I remember sitting in a mess of the Gordons in the village of Franvillers along the Albert road, and listening to a long monologue by a Gordon officer on the future of the tanks. He was a dreamer and visionary, and his fellow-officers laughed at him.
“A few tanks are no good,” he said. “Forty or fifty tanks are no good on a modern battle-front. We want hundreds of tanks, brought up secretly, fed with ammunition by tank carriers, bringing up field-guns and going into action without any preliminary barrage. They can smash through the enemy's wire and get over his trenches before he is aware that an attack has been organized. Up to now all our offensives have been futile because of our preliminary advertisement by prolonged bombardment. The tanks can bring back surprise to modern warfare, but we must have hundreds of them.”
Prolonged laughter greeted this speech. But the Celtic dreamer did not smile. He was staring into the future... And what he saw was true, though he did not live to see it, for in the Cambrai battle of November 11th the tanks did advance in hundreds, and gained an enormous surprise over the enemy, and led the way to a striking victory, which turned to tragedy because of risks too lightly taken.
XII
One branch of our military machine developed with astonishing rapidity and skill during those Somme battles. The young gentlemen of the Air Force went “all out” for victory, and were reckless in audacity.

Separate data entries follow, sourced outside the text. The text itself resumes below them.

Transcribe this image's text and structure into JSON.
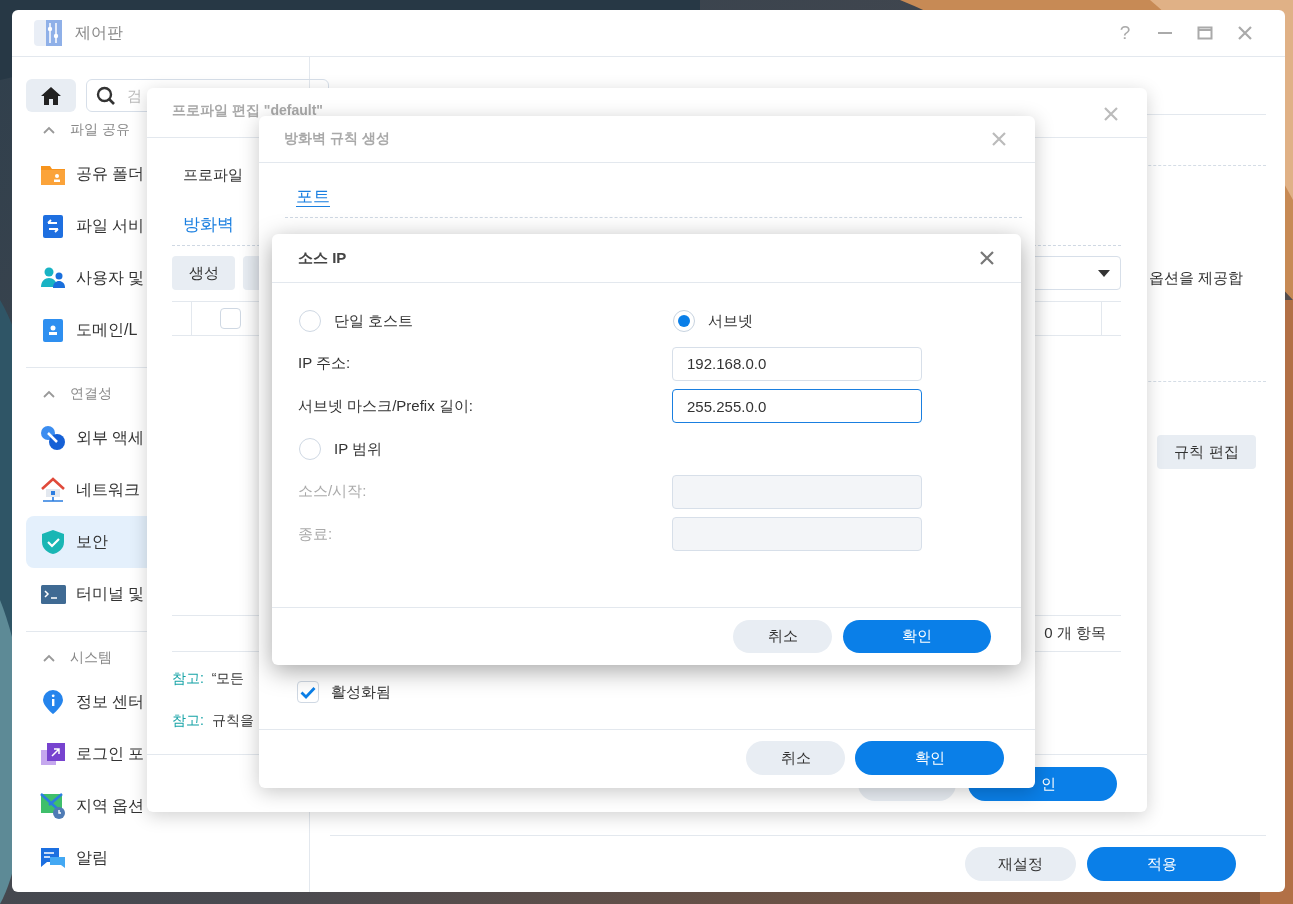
{
  "window": {
    "title": "제어판",
    "help": "?"
  },
  "sidebar": {
    "search_placeholder": "검",
    "sections": [
      {
        "title": "파일 공유",
        "expanded": true,
        "items": [
          {
            "label": "공유 폴더",
            "kind": "folder",
            "selected": false
          },
          {
            "label": "파일 서비",
            "kind": "fileservice",
            "selected": false
          },
          {
            "label": "사용자 및",
            "kind": "users",
            "selected": false
          },
          {
            "label": "도메인/L",
            "kind": "domain",
            "selected": false
          }
        ]
      },
      {
        "title": "연결성",
        "expanded": true,
        "items": [
          {
            "label": "외부 액세",
            "kind": "link",
            "selected": false
          },
          {
            "label": "네트워크",
            "kind": "network",
            "selected": false
          },
          {
            "label": "보안",
            "kind": "shield",
            "selected": true
          },
          {
            "label": "터미널 및",
            "kind": "terminal",
            "selected": false
          }
        ]
      },
      {
        "title": "시스템",
        "expanded": true,
        "items": [
          {
            "label": "정보 센터",
            "kind": "info",
            "selected": false
          },
          {
            "label": "로그인 포",
            "kind": "portal",
            "selected": false
          },
          {
            "label": "지역 옵션",
            "kind": "region",
            "selected": false
          },
          {
            "label": "알림",
            "kind": "chat",
            "selected": false
          }
        ]
      }
    ]
  },
  "content": {
    "option_text": "옵션을 제공합",
    "edit_rule_button": "규칙 편집",
    "buttons": [
      {
        "label": "재설정",
        "kind": "secondary"
      },
      {
        "label": "적용",
        "kind": "primary"
      }
    ]
  },
  "profile_dialog": {
    "title": "프로파일 편집 \"default\"",
    "profile_label": "프로파일",
    "section_title": "방화벽",
    "create_button": "생성",
    "select_all": {
      "checked": false
    },
    "item_count": "0 개 항목",
    "notes": [
      {
        "label": "참고:",
        "text": "“모든"
      },
      {
        "label": "참고:",
        "text": "규칙을"
      }
    ],
    "confirm_label": "인"
  },
  "rule_dialog": {
    "title": "방화벽 규칙 생성",
    "tab": "포트",
    "enabled": {
      "label": "활성화됨",
      "checked": true
    },
    "buttons": [
      {
        "label": "취소",
        "kind": "secondary"
      },
      {
        "label": "확인",
        "kind": "primary"
      }
    ]
  },
  "source_ip_dialog": {
    "title": "소스 IP",
    "options": [
      {
        "label": "단일 호스트",
        "selected": false
      },
      {
        "label": "서브넷",
        "selected": true
      },
      {
        "label": "IP 범위",
        "selected": false
      }
    ],
    "fields": [
      {
        "label": "IP 주소:",
        "value": "192.168.0.0",
        "disabled": false,
        "focused": false
      },
      {
        "label": "서브넷 마스크/Prefix 길이:",
        "value": "255.255.0.0",
        "disabled": false,
        "focused": true
      },
      {
        "label": "소스/시작:",
        "disabled": true,
        "focused": false
      },
      {
        "label": "종료:",
        "disabled": true,
        "focused": false
      }
    ],
    "buttons": [
      {
        "label": "취소",
        "kind": "secondary"
      },
      {
        "label": "확인",
        "kind": "primary"
      }
    ]
  }
}
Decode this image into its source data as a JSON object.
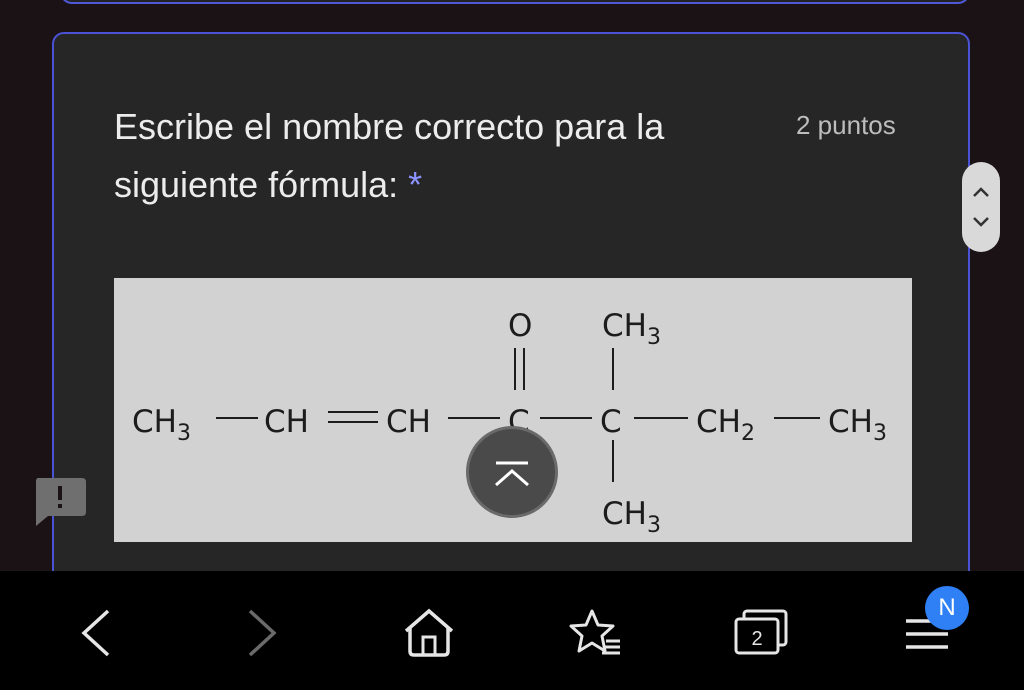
{
  "question": {
    "text": "Escribe el nombre correcto para la siguiente fórmula:",
    "required_mark": "*",
    "points": "2 puntos"
  },
  "formula": {
    "chain": [
      "CH",
      "CH",
      "CH",
      "C",
      "C",
      "CH",
      "CH"
    ],
    "subscript": "3",
    "ch2_subscript": "2",
    "oxygen": "O",
    "methyl": "CH"
  },
  "bottom_nav": {
    "tab_count": "2",
    "menu_badge": "N"
  },
  "icons": {
    "scroll": [
      "chevron-up-icon",
      "chevron-down-icon"
    ],
    "feedback": "feedback-icon",
    "back_to_top": "back-to-top-icon",
    "nav": [
      "back-arrow-icon",
      "forward-arrow-icon",
      "home-icon",
      "star-list-icon",
      "tabs-icon",
      "menu-icon"
    ]
  },
  "colors": {
    "accent": "#4a52d6",
    "required": "#8b93ff",
    "badge": "#2f80f5"
  }
}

How far they acted under orders and against their own judgment of what was sensible and sound in fighting-risks I do not know. General Trenchard, their supreme chief, believed in an aggressive policy at all costs, and was a Napoleon in this war of the skies, intolerant of timidity, not squeamish of heavy losses if the balance were tipped against the enemy. Some young flying-men complained to me bitterly that they were expected to fly or die over the German lines, whatever the weather or whatever the risks. Many of them, after repeated escapes from anti-aircraft shells and hostile craft, lost their nerve, shirked another journey, found themselves crying in their tents, and were sent back home for a spell by squadron commanders, with quick observation for the breaking-point; or made a few more flights and fell to earth like broken birds.
Sooner or later, apart from rare cases, every man was found to lose his nerve, unless he lost his life first. That was a physical and mental law. But until that time these flying-men were the knights-errant of the war, and most of them did not need any driving to the risks they took with boyish recklessness.
They were mostly boys—babes, as they seemed to me, when I saw them in their tents or dismounting from their machines. On “dud” days, when there was no visibility at all, they spent their leisure hours joy-riding to Amiens or some other town where they could have a “binge.” They drank many cocktails and roared with laughter over, bottles of cheap champagne, and flirted with any girl who happened to come within their orbit. If not allowed beyond their tents, they sulked like baby Achilles, reading novelettes, with their knees hunched up, playing the gramophone, and ragging each other.
There was one child so young that his squadron leader would not let him go out across the battle-lines to challenge any German scout in the clouds or do any of the fancy “stunts” that were part of the next day's program. He went to bed sulkily, and then came back again, in his pajamas, with rumpled hair.
“Look here, sir,” he said. “Can't I go? I've got my wings. It's perfectly rotten being left behind.”